It is time, to Rise.

The intention of these updates, is to be more public about what I’m working on, and why.

It is more for me than it is for you.

I have come to realize, albeit incredibly slowly, that I never stopped caring what people think of me.

That I never stopped caring what you think of me.

This means I would usually live two lives.

One, where I connect deeply to my heart and follow my own compass.

Two, where I would publicly hide from expressing myself, my ideas or the world I am inspired to create.

I have come to realize, albeit incredibly slowly, that two, is incompatible with one.

I cannot chose to follow my heart and be inauthentic in the world about where it is taking me.

Even now, as I write this, I can feel the pain and rejection of truly being open, of truly being authentic… of owning who I am.

I can feel the visceral terror of being cast from the tribe, rejected from the community of humanity.

I can see now how it is this terror, this very feeling, that has kept me small.

That has kept me hiding.

Fearful of what you would think and say if I let you see all of me.

At 34, I realize I can… no, I choose, to hide no more.

I choose to be open about what I think and the work I am going to do.

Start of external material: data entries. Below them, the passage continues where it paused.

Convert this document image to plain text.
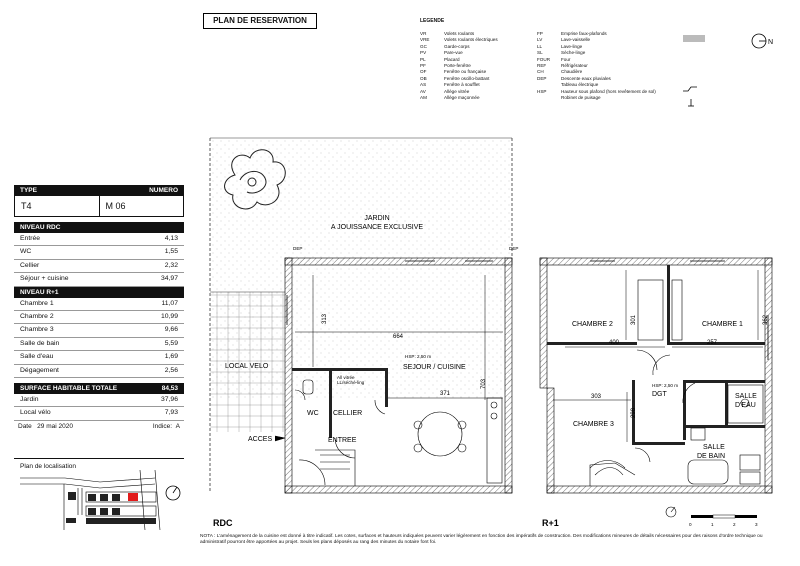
PLAN DE RESERVATION	LEGENDE
VR	Volets roulants
VRE	Volets roulants électriques
GC	Garde-corps
PV	Pare-vue
PL	Placard
PF	Porte-fenêtre
OF	Fenêtre ou française
OB	Fenêtre oscillo-battant
AS	Fenêtre à soufflet
AV	Allège vitrée
AM	Allège maçonnée
FP	Emprise faux-plafonds
LV	Lave-vaisselle
LL	Lave-linge
SL	Sèche-linge
FOUR Four
REF	Réfrigérateur
CH	Chaudière
DEP	Descente eaux pluviales
Tableau électrique
HSP	Hauteur sous plafond (hors revêtement de sol)
Robinet de puisage
N
TYPE	NUMERO
T4	M 06
NIVEAU RDC
Entrée	4,13
WC	1,55
Cellier	2,32
Séjour + cuisine	34,97
NIVEAU R+1
Chambre 1	11,07
Chambre 2	10,99
Chambre 3	9,66
Salle de bain	5,59
Salle d'eau	1,69
Dégagement	2,56
SURFACE HABITABLE TOTALE	84,53
Jardin	37,96
Local vélo	7,93
Date 29 mai 2020	Indice: A
Plan de localisation
JARDIN
A JOUISSANCE EXCLUSIVE
DEP	DEP
LOCAL VELO
313
664
371
703
HSP: 2,50 m
SEJOUR / CUISINE
All vitrée
LL/séché-ling
WC CELLIER
ENTREE
ACCES
RDC
400	257
303
301	362
298
CHAMBRE 2	CHAMBRE 1
CHAMBRE 3
HSP: 2,50 m
DGT	SALLE
D'EAU
SALLE
DE BAIN
R+1	0	1	2	3
NOTA : L'aménagement de la cuisine est donné à titre indicatif. Les cotes, surfaces et hauteurs indiquées peuvent varier légèrement en fonction des impératifs de construction. Des modifications mineures de détails nécessaires pour des raisons d'ordre technique ou administratif pourront être apportées au projet. Seuls les plans déposés au rang des minutes du notaire font foi.
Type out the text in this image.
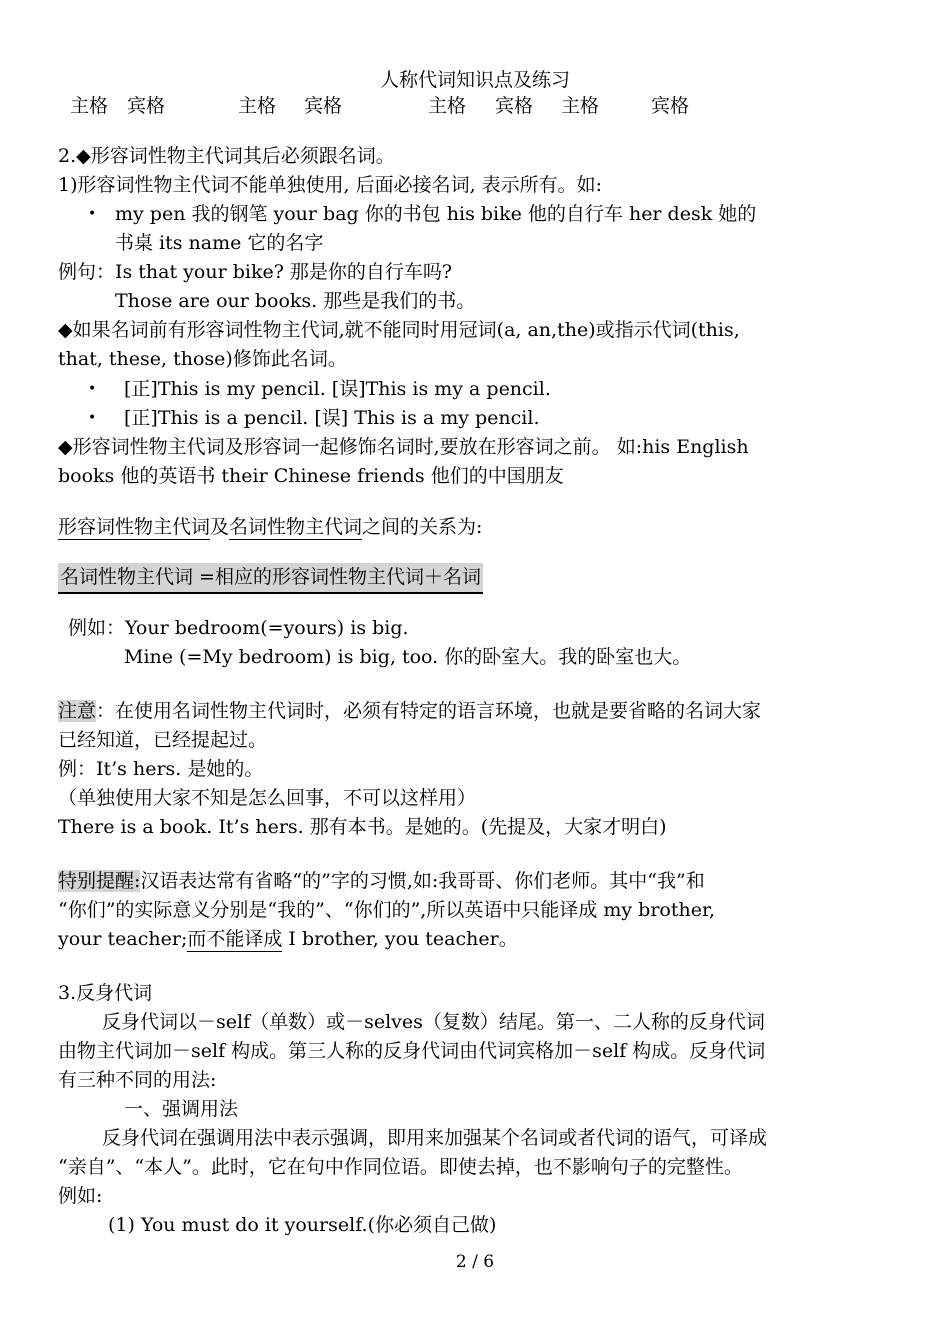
人称代词知识点及练习
主格 宾格	主格 宾格	主格 宾格 主格	宾格
2.◆形容词性物主代词其后必须跟名词。
1)形容词性物主代词不能单独使用, 后面必接名词, 表示所有。如:
• my pen 我的钢笔 your bag 你的书包 his bike 他的自行车 her desk 她的
书桌 its name 它的名字
例句：Is that your bike? 那是你的自行车吗?
Those are our books. 那些是我们的书。
◆如果名词前有形容词性物主代词,就不能同时用冠词(a, an,the)或指示代词(this,
that, these, those)修饰此名词。
• [正]This is my pencil. [误]This is my a pencil.
• [正]This is a pencil. [误] This is a my pencil.
◆形容词性物主代词及形容词一起修饰名词时,要放在形容词之前。 如:his English
books 他的英语书 their Chinese friends 他们的中国朋友
形容词性物主代词及名词性物主代词之间的关系为:
名词性物主代词 =相应的形容词性物主代词＋名词
例如：Your bedroom(=yours) is big.
Mine (=My bedroom) is big, too. 你的卧室大。我的卧室也大。
注意：在使用名词性物主代词时，必须有特定的语言环境，也就是要省略的名词大家
已经知道，已经提起过。
例：It’s hers. 是她的。
（单独使用大家不知是怎么回事，不可以这样用）
There is a book. It’s hers. 那有本书。是她的。(先提及，大家才明白)
特别提醒:汉语表达常有省略“的”字的习惯,如:我哥哥、你们老师。其中“我”和
“你们”的实际意义分别是“我的”、“你们的”,所以英语中只能译成 my brother,
your teacher;而不能译成 I brother, you teacher。
3.反身代词
反身代词以－self（单数）或－selves（复数）结尾。第一、二人称的反身代词
由物主代词加－self 构成。第三人称的反身代词由代词宾格加－self 构成。反身代词
有三种不同的用法:
一、强调用法
反身代词在强调用法中表示强调，即用来加强某个名词或者代词的语气，可译成
“亲自”、“本人”。此时，它在句中作同位语。即使去掉，也不影响句子的完整性。
例如:
(1) You must do it yourself.(你必须自己做)
2 / 6
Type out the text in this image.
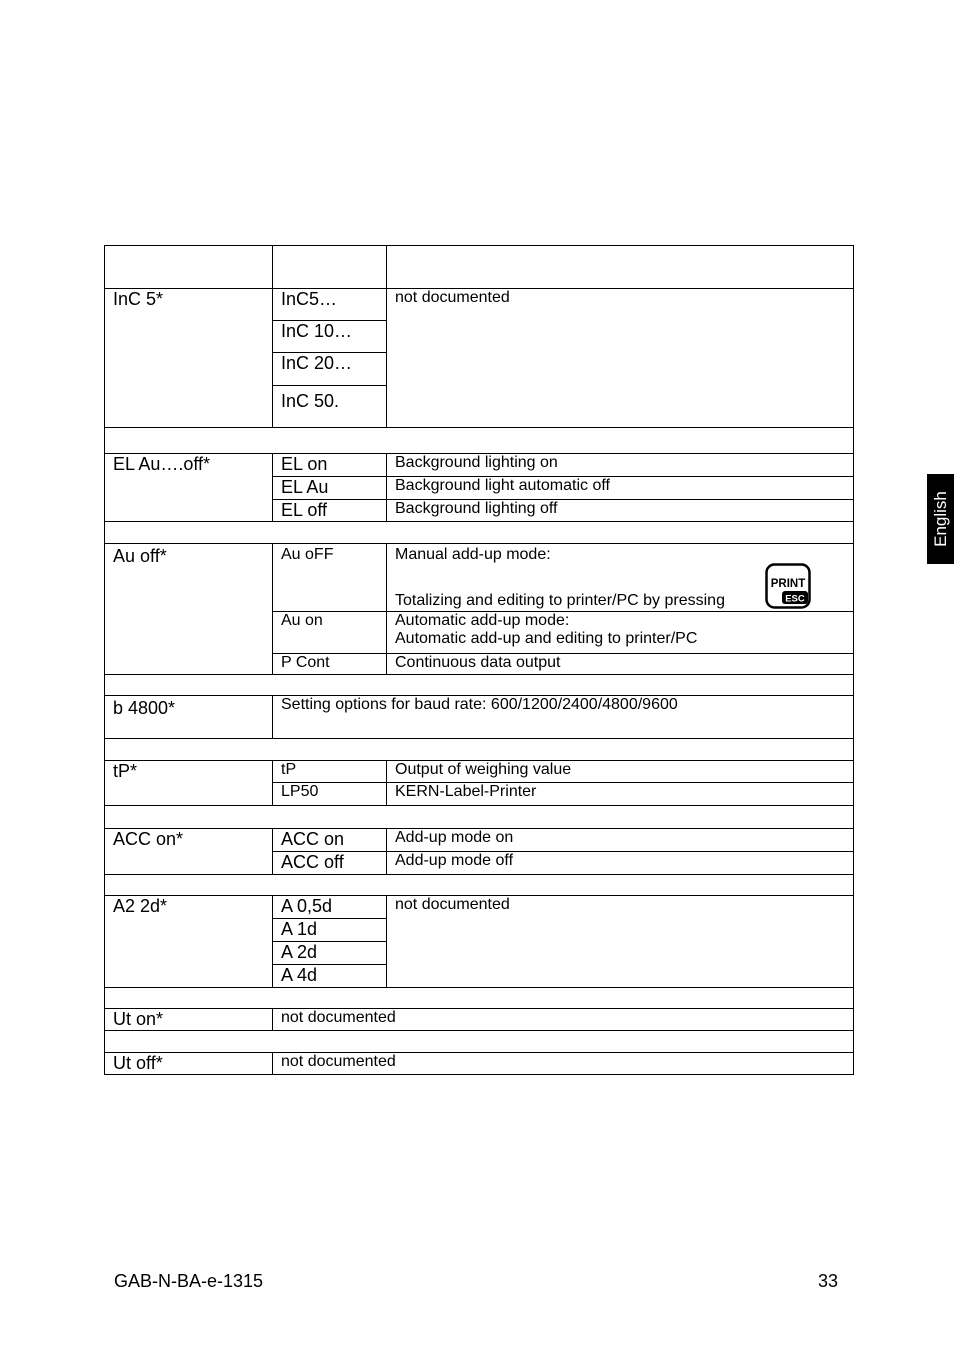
English

InC 5*	InC5…	not documented
	InC 10…	
	InC 20…	
	InC 50.	

EL Au….off*	EL on	Background lighting on
	EL Au	Background light automatic off
	EL off	Background lighting off

Au off*	Au oFF	Manual add-up mode:
Totalizing and editing to printer/PC by pressing

	Au on	Automatic add-up mode:
Automatic add-up and editing to printer/PC

	P Cont	Continuous data output

b 4800*	Setting options for baud rate: 600/1200/2400/4800/9600	

tP*	tP	Output of weighing value
	LP50	KERN-Label-Printer

ACC on*	ACC on	Add-up mode on
	ACC off	Add-up mode off

A2 2d*	A 0,5d	not documented
	A 1d	
	A 2d	
	A 4d	

Ut on*	not documented	

Ut off*	not documented	
PRINT
ESC
GAB-N-BA-e-1315	33
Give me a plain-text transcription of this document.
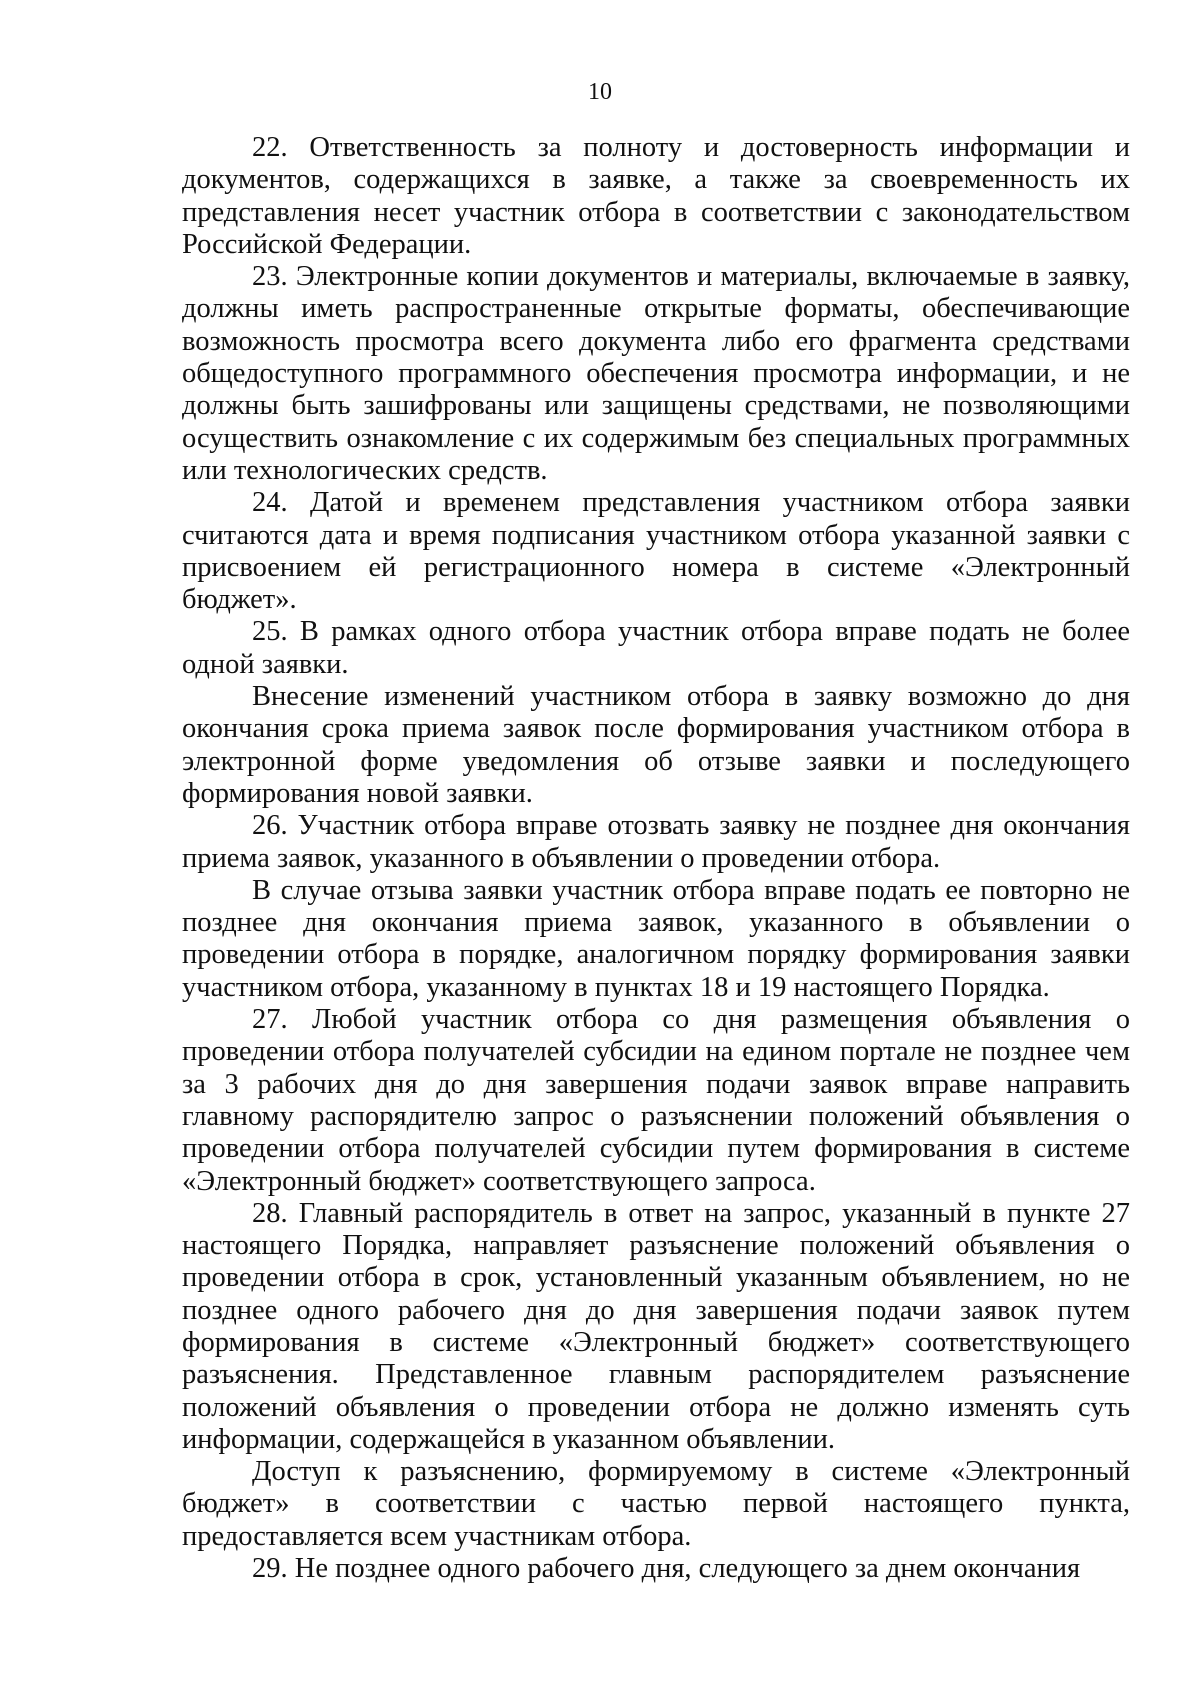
10

22. Ответственность за полноту и достоверность информации и документов, содержащихся в заявке, а также за своевременность их представления несет участник отбора в соответствии с законодательством Российской Федерации.

23. Электронные копии документов и материалы, включаемые в заявку, должны иметь распространенные открытые форматы, обеспечивающие возможность просмотра всего документа либо его фрагмента средствами общедоступного программного обеспечения просмотра информации, и не должны быть зашифрованы или защищены средствами, не позволяющими осуществить ознакомление с их содержимым без специальных программных или технологических средств.

24. Датой и временем представления участником отбора заявки считаются дата и время подписания участником отбора указанной заявки с присвоением ей регистрационного номера в системе «Электронный бюджет».

25. В рамках одного отбора участник отбора вправе подать не более одной заявки.

Внесение изменений участником отбора в заявку возможно до дня окончания срока приема заявок после формирования участником отбора в электронной форме уведомления об отзыве заявки и последующего формирования новой заявки.

26. Участник отбора вправе отозвать заявку не позднее дня окончания приема заявок, указанного в объявлении о проведении отбора.

В случае отзыва заявки участник отбора вправе подать ее повторно не позднее дня окончания приема заявок, указанного в объявлении о проведении отбора в порядке, аналогичном порядку формирования заявки участником отбора, указанному в пунктах 18 и 19 настоящего Порядка.

27. Любой участник отбора со дня размещения объявления о проведении отбора получателей субсидии на едином портале не позднее чем за 3 рабочих дня до дня завершения подачи заявок вправе направить главному распорядителю запрос о разъяснении положений объявления о проведении отбора получателей субсидии путем формирования в системе «Электронный бюджет» соответствующего запроса.

28. Главный распорядитель в ответ на запрос, указанный в пункте 27 настоящего Порядка, направляет разъяснение положений объявления о проведении отбора в срок, установленный указанным объявлением, но не позднее одного рабочего дня до дня завершения подачи заявок путем формирования в системе «Электронный бюджет» соответствующего разъяснения. Представленное главным распорядителем разъяснение положений объявления о проведении отбора не должно изменять суть информации, содержащейся в указанном объявлении.

Доступ к разъяснению, формируемому в системе «Электронный бюджет» в соответствии с частью первой настоящего пункта, предоставляется всем участникам отбора.

29. Не позднее одного рабочего дня, следующего за днем окончания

I know this will rub a lot of people the wrong way, which is the very thing I have been avoiding.

I know this will make you uncomfortable.

I also know, the cost of appeasement is a price I’m no longer willing to pay.

This is the part where I would usually say “sorry in advance for any discomfort or mistakes I make along the way”.

No. I’m not sorry. I’m sorry for not showing up sooner.

Small, I am no good to you. Small, I am no good to the world.

Small, I am no good to my Self.

It is time, to Rise.

I therefore want to take this opportunity to introduce, I M A G I N A L.

This will be the container in which I will house my work.

The work, that will change the course of civilization.

Yes, I went there — start getting use to it.